So they should either have a protective cover like a floppy or they should have lots of redundant information physically far away from each other on the disk.
The Internet is full. Go Away!!!
The article only discusses write techniques. I'd like to hear if there are any peculiarities involved in reading it before I make guesses as to the delay before production. I'd also like to know if they only have a tube or if they have a diode already.
You need a laser with comparable or finer wavelength to the writing laser in order to read an optical disc.
This is almost certainly a frequency-doubled or even frequency-tripled laser, which means it's very power-inefficient (I believe there were old green laser pointers that were frequency-doubled IR; they got awfully warm, as most of the pump beam stayed as IR, and was wasted).

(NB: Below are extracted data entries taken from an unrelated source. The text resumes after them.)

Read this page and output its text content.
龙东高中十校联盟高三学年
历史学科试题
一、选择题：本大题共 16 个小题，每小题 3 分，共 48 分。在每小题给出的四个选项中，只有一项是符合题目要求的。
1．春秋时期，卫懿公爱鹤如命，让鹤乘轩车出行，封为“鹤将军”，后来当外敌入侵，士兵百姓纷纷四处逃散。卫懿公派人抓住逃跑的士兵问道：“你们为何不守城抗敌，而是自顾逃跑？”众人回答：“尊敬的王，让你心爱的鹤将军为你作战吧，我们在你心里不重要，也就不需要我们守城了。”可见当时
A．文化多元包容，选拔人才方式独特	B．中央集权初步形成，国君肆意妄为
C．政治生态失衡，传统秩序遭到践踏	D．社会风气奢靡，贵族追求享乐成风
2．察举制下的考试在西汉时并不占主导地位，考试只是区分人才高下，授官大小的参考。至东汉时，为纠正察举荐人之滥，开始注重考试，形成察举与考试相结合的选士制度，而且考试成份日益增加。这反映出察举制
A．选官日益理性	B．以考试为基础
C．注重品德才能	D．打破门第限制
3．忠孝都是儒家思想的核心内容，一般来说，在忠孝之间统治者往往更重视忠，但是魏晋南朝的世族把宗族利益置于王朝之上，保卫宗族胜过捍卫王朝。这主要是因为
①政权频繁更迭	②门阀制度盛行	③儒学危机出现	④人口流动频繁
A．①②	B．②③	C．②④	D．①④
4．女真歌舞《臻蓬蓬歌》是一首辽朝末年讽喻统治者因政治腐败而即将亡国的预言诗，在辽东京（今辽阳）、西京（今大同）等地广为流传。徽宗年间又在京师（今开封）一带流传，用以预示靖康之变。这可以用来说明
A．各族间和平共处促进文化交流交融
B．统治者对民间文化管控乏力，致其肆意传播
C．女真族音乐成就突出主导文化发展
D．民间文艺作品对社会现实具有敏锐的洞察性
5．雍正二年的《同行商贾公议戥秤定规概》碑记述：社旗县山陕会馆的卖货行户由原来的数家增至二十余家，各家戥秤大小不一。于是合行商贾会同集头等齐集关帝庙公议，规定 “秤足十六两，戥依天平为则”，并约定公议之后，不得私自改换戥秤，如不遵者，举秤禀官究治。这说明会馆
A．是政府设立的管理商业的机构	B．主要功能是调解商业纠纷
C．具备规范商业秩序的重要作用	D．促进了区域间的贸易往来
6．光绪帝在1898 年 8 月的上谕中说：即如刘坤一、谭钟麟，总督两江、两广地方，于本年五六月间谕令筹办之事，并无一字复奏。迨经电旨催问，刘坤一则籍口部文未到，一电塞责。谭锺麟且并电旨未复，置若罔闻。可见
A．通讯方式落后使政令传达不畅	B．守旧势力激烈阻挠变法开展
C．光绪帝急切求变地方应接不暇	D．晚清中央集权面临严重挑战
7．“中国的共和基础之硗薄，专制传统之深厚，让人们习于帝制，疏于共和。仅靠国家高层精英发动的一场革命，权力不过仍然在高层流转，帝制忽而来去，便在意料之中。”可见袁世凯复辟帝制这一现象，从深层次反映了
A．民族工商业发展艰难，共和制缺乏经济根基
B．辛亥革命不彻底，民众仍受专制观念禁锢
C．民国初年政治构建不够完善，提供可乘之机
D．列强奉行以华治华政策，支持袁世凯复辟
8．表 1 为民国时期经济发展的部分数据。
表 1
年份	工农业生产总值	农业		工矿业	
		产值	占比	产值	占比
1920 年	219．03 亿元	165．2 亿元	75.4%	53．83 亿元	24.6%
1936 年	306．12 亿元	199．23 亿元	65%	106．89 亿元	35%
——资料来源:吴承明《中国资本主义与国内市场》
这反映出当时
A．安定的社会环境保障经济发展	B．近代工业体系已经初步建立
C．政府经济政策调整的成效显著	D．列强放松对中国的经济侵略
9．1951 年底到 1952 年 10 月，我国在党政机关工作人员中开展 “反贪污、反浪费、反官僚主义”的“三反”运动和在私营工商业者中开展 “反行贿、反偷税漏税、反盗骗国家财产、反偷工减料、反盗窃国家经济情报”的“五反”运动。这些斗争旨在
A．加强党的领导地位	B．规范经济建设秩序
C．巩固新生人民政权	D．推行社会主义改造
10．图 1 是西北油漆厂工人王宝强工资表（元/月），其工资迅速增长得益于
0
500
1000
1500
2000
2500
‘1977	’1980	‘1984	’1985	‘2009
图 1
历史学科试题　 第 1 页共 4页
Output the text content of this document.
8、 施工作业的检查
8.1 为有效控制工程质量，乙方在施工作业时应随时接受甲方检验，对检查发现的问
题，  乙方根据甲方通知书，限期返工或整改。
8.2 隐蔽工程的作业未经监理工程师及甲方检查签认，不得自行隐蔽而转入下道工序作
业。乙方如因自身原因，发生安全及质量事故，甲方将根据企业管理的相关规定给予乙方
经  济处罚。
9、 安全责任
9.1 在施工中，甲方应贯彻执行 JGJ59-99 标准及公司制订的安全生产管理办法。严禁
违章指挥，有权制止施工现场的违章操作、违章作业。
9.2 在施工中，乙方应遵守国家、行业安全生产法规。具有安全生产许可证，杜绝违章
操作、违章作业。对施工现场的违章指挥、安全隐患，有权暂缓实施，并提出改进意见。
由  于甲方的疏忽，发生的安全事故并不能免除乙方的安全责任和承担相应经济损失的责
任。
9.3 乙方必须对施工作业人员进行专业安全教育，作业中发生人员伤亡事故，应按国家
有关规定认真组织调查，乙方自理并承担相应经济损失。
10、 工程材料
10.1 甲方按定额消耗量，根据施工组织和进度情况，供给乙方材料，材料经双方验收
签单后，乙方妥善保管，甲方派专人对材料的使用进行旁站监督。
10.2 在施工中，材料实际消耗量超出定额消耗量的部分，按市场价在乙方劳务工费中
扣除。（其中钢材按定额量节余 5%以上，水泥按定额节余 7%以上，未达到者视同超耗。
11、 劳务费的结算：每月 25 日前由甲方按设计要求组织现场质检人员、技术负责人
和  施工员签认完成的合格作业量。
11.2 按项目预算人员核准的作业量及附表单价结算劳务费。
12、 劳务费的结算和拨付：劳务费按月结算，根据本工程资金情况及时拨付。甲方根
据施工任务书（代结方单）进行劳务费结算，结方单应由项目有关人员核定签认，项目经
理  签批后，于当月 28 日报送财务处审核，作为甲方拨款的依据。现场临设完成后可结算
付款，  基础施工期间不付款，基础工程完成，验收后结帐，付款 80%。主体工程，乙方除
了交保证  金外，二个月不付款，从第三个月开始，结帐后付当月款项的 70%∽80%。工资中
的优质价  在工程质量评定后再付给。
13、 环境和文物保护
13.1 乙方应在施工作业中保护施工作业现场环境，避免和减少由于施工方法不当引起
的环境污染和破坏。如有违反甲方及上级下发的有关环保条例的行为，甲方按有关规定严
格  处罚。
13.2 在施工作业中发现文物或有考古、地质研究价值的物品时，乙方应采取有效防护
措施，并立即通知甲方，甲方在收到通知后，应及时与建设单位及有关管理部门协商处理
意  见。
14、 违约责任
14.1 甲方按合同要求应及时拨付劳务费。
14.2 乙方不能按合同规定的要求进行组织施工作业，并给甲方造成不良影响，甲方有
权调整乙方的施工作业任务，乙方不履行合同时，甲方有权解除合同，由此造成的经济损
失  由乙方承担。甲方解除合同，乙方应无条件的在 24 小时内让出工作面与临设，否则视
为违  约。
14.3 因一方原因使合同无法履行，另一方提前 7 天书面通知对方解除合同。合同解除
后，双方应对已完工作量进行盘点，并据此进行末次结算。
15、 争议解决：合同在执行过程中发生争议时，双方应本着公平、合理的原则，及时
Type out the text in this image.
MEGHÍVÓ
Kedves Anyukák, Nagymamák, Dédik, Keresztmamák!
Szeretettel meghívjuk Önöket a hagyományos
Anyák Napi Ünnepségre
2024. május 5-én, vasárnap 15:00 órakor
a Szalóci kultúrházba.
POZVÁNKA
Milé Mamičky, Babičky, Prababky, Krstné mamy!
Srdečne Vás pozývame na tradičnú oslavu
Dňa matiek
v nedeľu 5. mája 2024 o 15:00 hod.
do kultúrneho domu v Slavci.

Source laser isn't mentioned in the short blurb (and the full blurb is subscribers-only), but I'd guess it's an excimer laser similar to the kind used for EUV photolithography, if it can make 70 nm holes. In fact, it wouldn't surprise me to learn that it's _exactly_ that type of laser, and that this experiment was done in a photolithography clean room. Excimer lasers are gas lasers that produce output in the near-UV. The 193 nm light used for photolithography a generation or so ago was from frequency-doubled argon fluoride excimer lasers.
We have UV LEDs, and so presumably low-power UV laser diodes are available in research labs, but getting something that can reliably make holes 70 nm wide would probably take frequency _tripling_ at this point. So I'd put money on a gas laser at the moment, with a tripled blue or violet diode or a doubled intermediate UV diode laser "some time really soon now, honest".
Producing light of the needed wavelength without frequency doubling would take a pretty exotic material with a bandgap that puts it well into the "insulator with extreme prejudice" range (lots of doping required).